Internal consistency for each subscale was excellent, with Cronbach alpha ranging from .81 to .94 (see Table 4). These values are similar to what was found in Study 1 and satisfy the recommended threshold for basic research [35]. Additionally, these values are either comparable or exceed similar levels of consistency found for the AQ and BAP in our sample (see Table 4 for individual values). Internal consistency for the total-scale CATI score was again excellent, as assessed by McDonald’s omega hierarchical and also stratified Cronbach alpha, and exceeded levels observed for the AQ and BAPQ (see Table 4).

Table 4 Internal consistency for the CATI, AQ, and BAPQ, assessed using Cronbach alpha for the subscales (and CATI bifactors), and McDonald’s omega hierarchical and stratified Cronbach alpha for the total-scale scores

Precision across total-scale scores

In addition to calculating internal consistency as a function of the overall scale (i.e. with Cronbach alpha), the precision (reliability) of the scale across the range of possible scores was considered by computing the total information curve (TIC) using IRTPRO software, and then transforming TIC values to reliability using the formula, Reliability = 1 − (1/Information). Given the polytomous (ordinal) nature of the response scale, Samejima's graded response model [42] was used for the data. Ideally, the TIC shows relatively high precision (reflected by higher TIC/reliability values) across a wide range of scores as opposed to a narrow range but is often weaker at the end-points which are the measurement boundaries [43]. The plotted TIC (transformed to reliability, see Fig. 2) suggested a respectable level of precision across a broad range scale scores but was weakest for lower levels of autistic traits. Analyses of subscales are reported in Additional file 1: Figure S1.

Fig. 2
figure2

Total information curve (transformed to reliability) for the CATI total-scale. X-axis represents measurement of the latent trait in standard deviation units (theta), with higher values indicative of higher levels of autistic traits

Convergent validity

Convergent validity was assessed by correlating CATI scores with the AQ and BAPQ scores.

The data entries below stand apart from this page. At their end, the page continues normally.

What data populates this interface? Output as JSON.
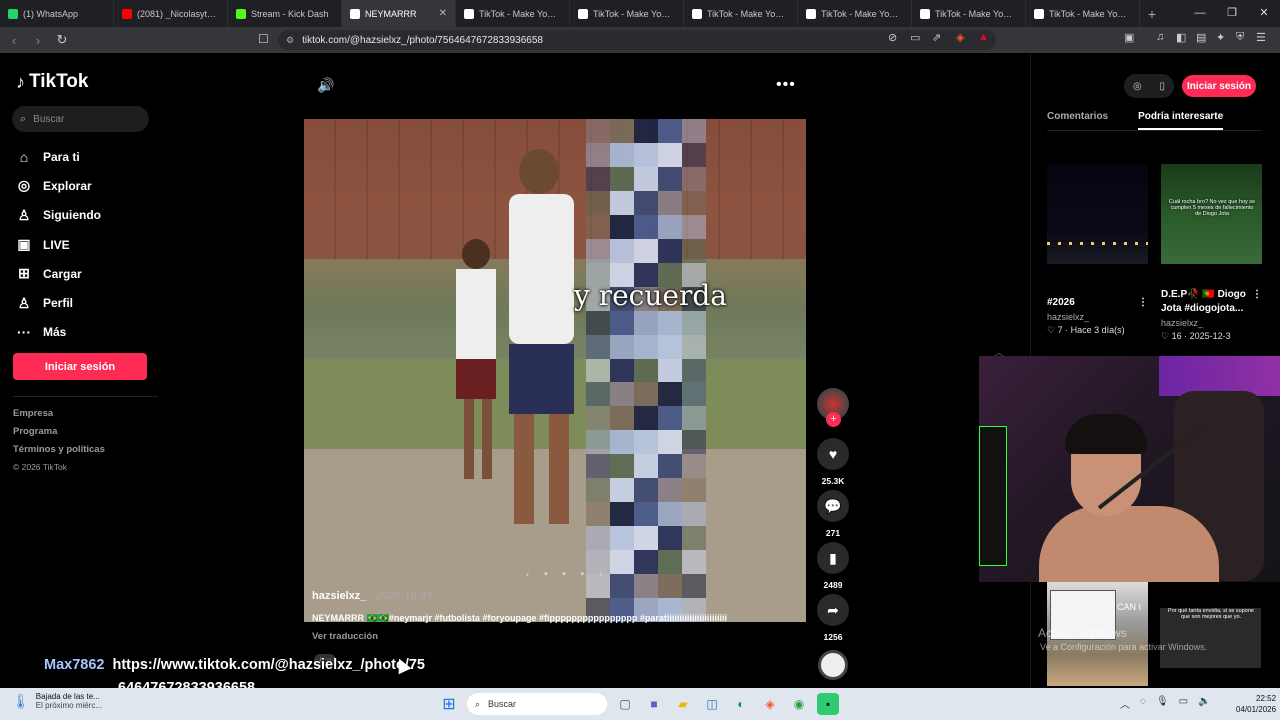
{
  "browser": {
    "tabs": [
      {
        "title": "(1) WhatsApp",
        "color": "#25d366",
        "active": false
      },
      {
        "title": "(2081) _Nicolasyt_ - Yo",
        "color": "#ff0000",
        "active": false
      },
      {
        "title": "Stream - Kick Dash",
        "color": "#53fc18",
        "active": false
      },
      {
        "title": "NEYMARRR",
        "color": "#ffffff",
        "active": true
      },
      {
        "title": "TikTok - Make Your Da",
        "color": "#ffffff",
        "active": false
      },
      {
        "title": "TikTok - Make Your Da",
        "color": "#ffffff",
        "active": false
      },
      {
        "title": "TikTok - Make Your Da",
        "color": "#ffffff",
        "active": false
      },
      {
        "title": "TikTok - Make Your Da",
        "color": "#ffffff",
        "active": false
      },
      {
        "title": "TikTok - Make Your Da",
        "color": "#ffffff",
        "active": false
      },
      {
        "title": "TikTok - Make Your Da",
        "color": "#ffffff",
        "active": false
      }
    ],
    "url": "tiktok.com/@hazsielxz_/photo/7564647672833936658"
  },
  "sidebar": {
    "logo": "TikTok",
    "search_placeholder": "Buscar",
    "items": [
      {
        "label": "Para ti",
        "icon": "home-icon",
        "glyph": "⌂"
      },
      {
        "label": "Explorar",
        "icon": "compass-icon",
        "glyph": "◎"
      },
      {
        "label": "Siguiendo",
        "icon": "following-icon",
        "glyph": "♙"
      },
      {
        "label": "LIVE",
        "icon": "live-icon",
        "glyph": "▣"
      },
      {
        "label": "Cargar",
        "icon": "upload-icon",
        "glyph": "⊞"
      },
      {
        "label": "Perfil",
        "icon": "profile-icon",
        "glyph": "♙"
      },
      {
        "label": "Más",
        "icon": "more-icon",
        "glyph": "···"
      }
    ],
    "login": "Iniciar sesión",
    "footer": [
      "Empresa",
      "Programa",
      "Términos y políticas"
    ],
    "copyright": "© 2026 TikTok"
  },
  "post": {
    "overlay_text": "y recuerda",
    "author": "hazsielxz_",
    "date": "2025-10-24",
    "caption": "NEYMARRR 🇧🇷🇧🇷#neymarjr #futbolista #foryoupage #fipppppppppppppppp #paratiiiiiiiiiiiiiiiiiiiiiiii",
    "translate": "Ver traducción",
    "likes": "25.3K",
    "comments": "271",
    "saves": "2489",
    "shares": "1256"
  },
  "panel": {
    "login": "Iniciar sesión",
    "tabs": [
      "Comentarios",
      "Podría interesarte"
    ],
    "cards": [
      {
        "title": "#2026",
        "user": "hazsielxz_",
        "meta": "♡ 7 · Hace 3 día(s)",
        "caption": ""
      },
      {
        "title": "D.E.P🥀 🇵🇹 Diogo Jota #diogojota...",
        "user": "hazsielxz_",
        "meta": "♡ 16 · 2025-12-3",
        "caption": "Cuál rocha bro? No vez que hoy se cumplen 5 meses de fallecimiento de Diogo Jota"
      }
    ],
    "mini2_caption": "Por qué tanta envidia, si se supone que son mejores que yo.",
    "mini1_label": "CAN I",
    "activate": "Activar Windows",
    "activate_sub": "Ve a Configuración para activar Windows."
  },
  "chat": {
    "user": "Max7862",
    "message1": "https://www.tiktok.com/@hazsielxz_/photo/75",
    "message2": "64647672833936658"
  },
  "taskbar": {
    "weather_title": "Bajada de las te...",
    "weather_sub": "El próximo miérc...",
    "search": "Buscar",
    "time": "22:52",
    "date": "04/01/2026"
  }
}
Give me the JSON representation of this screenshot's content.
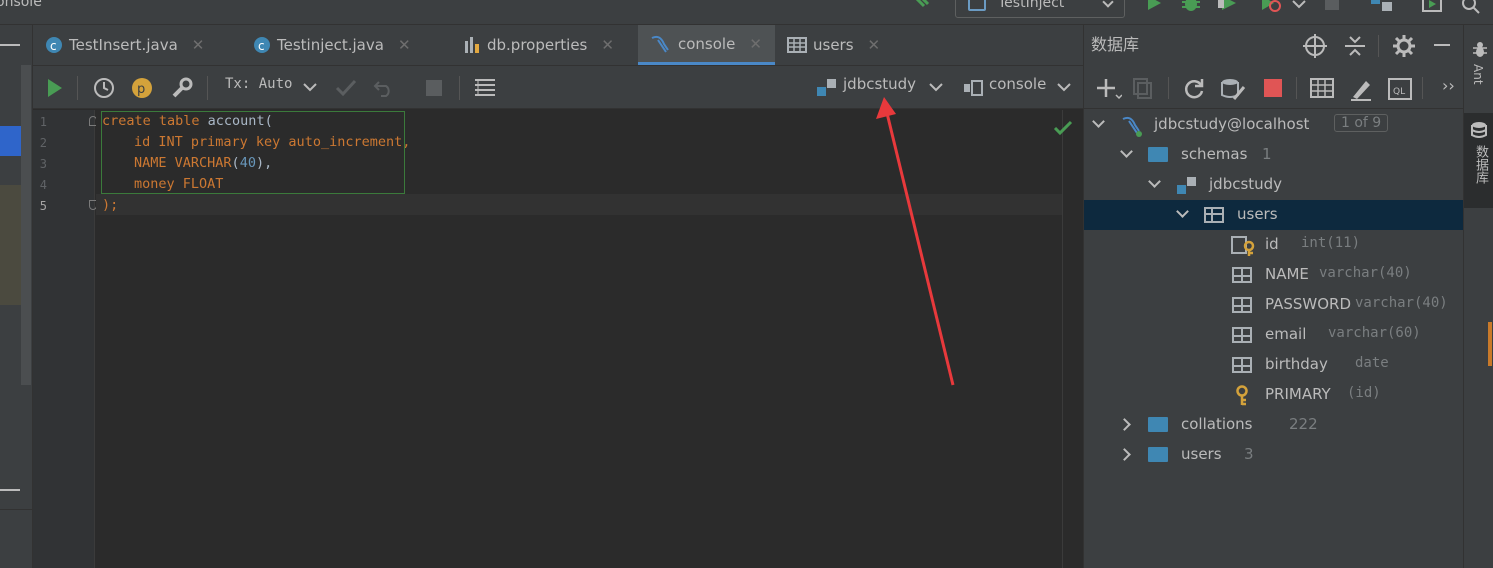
{
  "topbar": {
    "project_name": "onsole",
    "run_config": "TestInject"
  },
  "tabs": [
    {
      "label": "TestInsert.java",
      "icon": "java-class-icon",
      "active": false
    },
    {
      "label": "Testinject.java",
      "icon": "java-class-icon",
      "active": false
    },
    {
      "label": "db.properties",
      "icon": "properties-icon",
      "active": false
    },
    {
      "label": "console",
      "icon": "mysql-console-icon",
      "active": true
    },
    {
      "label": "users",
      "icon": "table-icon",
      "active": false
    }
  ],
  "editor_toolbar": {
    "tx_mode": "Tx: Auto",
    "schema_selector": "jdbcstudy",
    "session_selector": "console"
  },
  "editor": {
    "line_numbers": [
      "1",
      "2",
      "3",
      "4",
      "5"
    ],
    "lines": [
      {
        "kw1": "create table ",
        "rest": "account("
      },
      {
        "name": "id ",
        "kw": "INT primary key auto_increment",
        "end": ","
      },
      {
        "name": "NAME ",
        "kw": "VARCHAR",
        "open": "(",
        "num": "40",
        "end": "),"
      },
      {
        "name": "money ",
        "kw": "FLOAT"
      },
      {
        "end": ");"
      }
    ]
  },
  "db_panel": {
    "title": "数据库",
    "tree": {
      "connection": {
        "label": "jdbcstudy@localhost",
        "badge": "1 of 9"
      },
      "schemas": {
        "label": "schemas",
        "count": "1"
      },
      "schema": {
        "label": "jdbcstudy"
      },
      "table": {
        "label": "users"
      },
      "columns": [
        {
          "name": "id",
          "type": "int(11)",
          "icon": "primary-key-column-icon"
        },
        {
          "name": "NAME",
          "type": "varchar(40)",
          "icon": "column-icon"
        },
        {
          "name": "PASSWORD",
          "type": "varchar(40)",
          "icon": "column-icon"
        },
        {
          "name": "email",
          "type": "varchar(60)",
          "icon": "column-icon"
        },
        {
          "name": "birthday",
          "type": "date",
          "icon": "column-icon"
        },
        {
          "name": "PRIMARY",
          "type": "(id)",
          "icon": "key-icon"
        }
      ],
      "collations": {
        "label": "collations",
        "count": "222"
      },
      "users_folder": {
        "label": "users",
        "count": "3"
      }
    }
  },
  "right_strip": {
    "ant_label": "Ant",
    "db_label": "数据库"
  },
  "colors": {
    "accent": "#4a88c7",
    "run_green": "#499c54",
    "annotation_red": "#e8393c"
  }
}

At the total score level, the CATI correlated highly with both the AQ (r = .79, p < .001, 95% CI [.77, .81]) and the BAPQ (r = .80, p < .001, 95% CI [.78, .82]). However, the correlations were not so high as to suggest redundancy. Convergent validity of the CATI subscales is examined in Study 3.

Ability for the CATI to discriminate between autistic and non-autistic individuals

Recruitment of additional autistic participants

Next, we evaluated the criterion-related validity associated with the CATI and its contemporaries, the AQ and BAPQ. To aid with these analyses, additional autistic participants were recruited into the Study 2 sample. This was achieved by re-opening the study on Prolific Academic to individuals who had identified as autistic in their Prolific Academic profile (several non-autistic participants were inadvertently recruited during this process, increasing the size of this group slightly as well). To maximise recruitment, autistic participants from Study 1 were also eligible for recruitment. Otherwise, the same exclusion criteria applied as in earlier parts of this investigation.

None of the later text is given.